The midfield makeover begins here.
Just a few days after the whispers began, Fiorentina confirmed that it’s signed Marco Brescianini on loan from Atlanta. Per Nicolò Schira, it’s a 6-month loan with a €2 million initial fee and a €10 million option to purchase the 25-year-old should the Viola avoid relegation from Serie A. If that happens, Brescianini will sign a 4-year contract, although I can’t find any firm reporting on his salary. He’s also chosen the number 4, which is a good choice.
Brescianini was born in Calcinate (home of Pietro Vierchowod, Manolo and Melania Gabbiadini, and Andrea Belotti) and rose through the ranks at AC Milan, making his debut in the season finale against Cagliari in 2020. He was thereafter loaned out to Virtus Entella, Monza, and Cosenza before being sold to Frosinone for an eyebrow-raising €6.2 million in 2023.
It was with the Canarini that he hit his stride, scoring 4 goals (including a lovely free kick against Milan) and assisting 2 more. He was a big part of why Frosinone nearly stayed up, with only a loss on the final day of the season consigning them to relegation. Not surprisingly, he earned a €12 million move to Atalanta. He had some good moments in Bergamo—6 goals, 2 assists—but was mostly a bench option under Gian Piero Gasperini, a designation he failed to improve under Ivan Jurić and now Raffaele Palladino.
Part of it is stylistic. Brescianini’s a strapping big boy with every physical gift. His primary attribute is his ability to drive forward on the ball, dragging his team up the pitch. He’s also a solid box-crasher, using his size to hold off defenders, and while he’s left-footed, he can use his right a bit as well. He works hard with and without the ball, too, so he’s not a liability on the defensive end.
Is he perfect as a player? No, of course not. To my untrained eye, his biggest weakness is his passing: he’s at his best when he can bulldoze through the middle but too often runs out of ideas when he gets to the final third in particular. He’s also not as good in the tackle as I’d like from such a physically formidable player, which may be why he’s been used behind the striker at Atalanta rather than in deeper positions. He reminds me of a larger, blunter Gaetano Castrovilli in some ways.
There are plenty of reasons for skepticism, too.
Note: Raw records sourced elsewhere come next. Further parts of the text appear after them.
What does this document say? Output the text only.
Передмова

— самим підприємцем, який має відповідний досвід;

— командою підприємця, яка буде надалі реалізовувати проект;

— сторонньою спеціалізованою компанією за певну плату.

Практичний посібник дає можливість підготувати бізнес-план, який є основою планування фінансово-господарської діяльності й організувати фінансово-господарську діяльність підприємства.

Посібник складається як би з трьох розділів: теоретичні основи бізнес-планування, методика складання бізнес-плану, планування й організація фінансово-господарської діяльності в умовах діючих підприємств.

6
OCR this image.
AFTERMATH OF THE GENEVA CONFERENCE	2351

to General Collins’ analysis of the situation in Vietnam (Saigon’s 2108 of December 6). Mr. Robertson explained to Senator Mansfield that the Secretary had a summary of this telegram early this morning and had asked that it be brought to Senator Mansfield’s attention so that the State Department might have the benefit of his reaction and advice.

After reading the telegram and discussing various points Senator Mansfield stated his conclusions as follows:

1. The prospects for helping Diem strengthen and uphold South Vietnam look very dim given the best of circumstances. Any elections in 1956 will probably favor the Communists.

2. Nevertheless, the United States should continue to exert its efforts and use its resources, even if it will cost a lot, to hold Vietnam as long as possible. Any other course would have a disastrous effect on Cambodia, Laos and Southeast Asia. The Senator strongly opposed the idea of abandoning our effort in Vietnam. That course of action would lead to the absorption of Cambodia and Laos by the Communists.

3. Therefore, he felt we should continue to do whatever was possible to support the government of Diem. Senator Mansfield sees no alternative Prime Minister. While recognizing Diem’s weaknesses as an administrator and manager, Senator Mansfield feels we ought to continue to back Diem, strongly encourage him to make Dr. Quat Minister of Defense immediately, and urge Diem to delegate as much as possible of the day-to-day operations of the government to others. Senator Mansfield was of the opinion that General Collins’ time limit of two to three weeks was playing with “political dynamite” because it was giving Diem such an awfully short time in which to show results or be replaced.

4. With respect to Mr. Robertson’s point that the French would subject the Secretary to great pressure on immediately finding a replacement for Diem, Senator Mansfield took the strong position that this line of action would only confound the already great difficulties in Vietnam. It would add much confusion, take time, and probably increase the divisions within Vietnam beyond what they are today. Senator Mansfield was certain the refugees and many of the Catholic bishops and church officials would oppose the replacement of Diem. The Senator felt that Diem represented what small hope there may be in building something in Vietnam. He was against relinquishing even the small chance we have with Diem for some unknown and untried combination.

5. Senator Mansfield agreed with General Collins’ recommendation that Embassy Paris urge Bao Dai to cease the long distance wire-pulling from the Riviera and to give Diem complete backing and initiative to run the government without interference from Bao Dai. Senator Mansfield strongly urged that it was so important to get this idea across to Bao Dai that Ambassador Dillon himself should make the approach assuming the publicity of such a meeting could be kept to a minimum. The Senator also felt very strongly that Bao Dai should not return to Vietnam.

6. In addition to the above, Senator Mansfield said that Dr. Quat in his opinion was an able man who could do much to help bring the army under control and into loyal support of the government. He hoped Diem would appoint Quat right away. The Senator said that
The first is that he was originally a Daniele Pradè target, which opens all sorts of questions about Fabio Paratici (due to officially join the club any day now) and who’s calling the shots in the recruitment department. He’s also got a similar trajectory to Hans Nicolussi Caviglia: academy product at a traditional power who couldn’t quite make the grade but rehabbed his value at a provincial side. Too, it’s hard to imagine Palladino allowing a good player to join the Viola, given the acrimony in that relationship. Finally, there’s the Dea tax: Atalanta players seem to decay after leaving Zingonia (e.g. Rasmus Hojlund, Teun Koopmeiners).
I’m not too concerned about any of these issues because, aside from the first one, they’re all narrative-driven, based on fans’ interpretation of limited facts. I am a little worried about Fiorentina sticking to Daniele Pradè’s Big List of Transfer Good Ideas but also Brescianini is young, talented (2 Italy caps), and clearly needs a change of scenery. He’s the right sort of profile to gamble on.
My guess is that he’d replace Cher Ndour in midfield. I can see the fit: Ndour’s job has been to drop all the way in as a defensive midfielder, often behind Nicolò Fagioli, when Fiorentina’s in its defensive shape, and then charge all the way out to the left wing to provide balance so Albert Guðmundsson can drift inside. It’s an extraordinarily demanding job, both physically and tactically, and people have been too hard on Ndour for struggling in it.
Brescianini might be better equipped to handle such an exhausting brief but I don’t think he’ll fix everything that’s wrong with Fiorentina’s midfield, which probably requires holy water more than additional purchases. I wrote in the summer of 2024, “Brescianini is hardly a transformational talent, but he’s the kind of cog that can help any team tick,” and I stand by that assessment. He won’t move the needle on his own, but he can at least be part of a functional motor.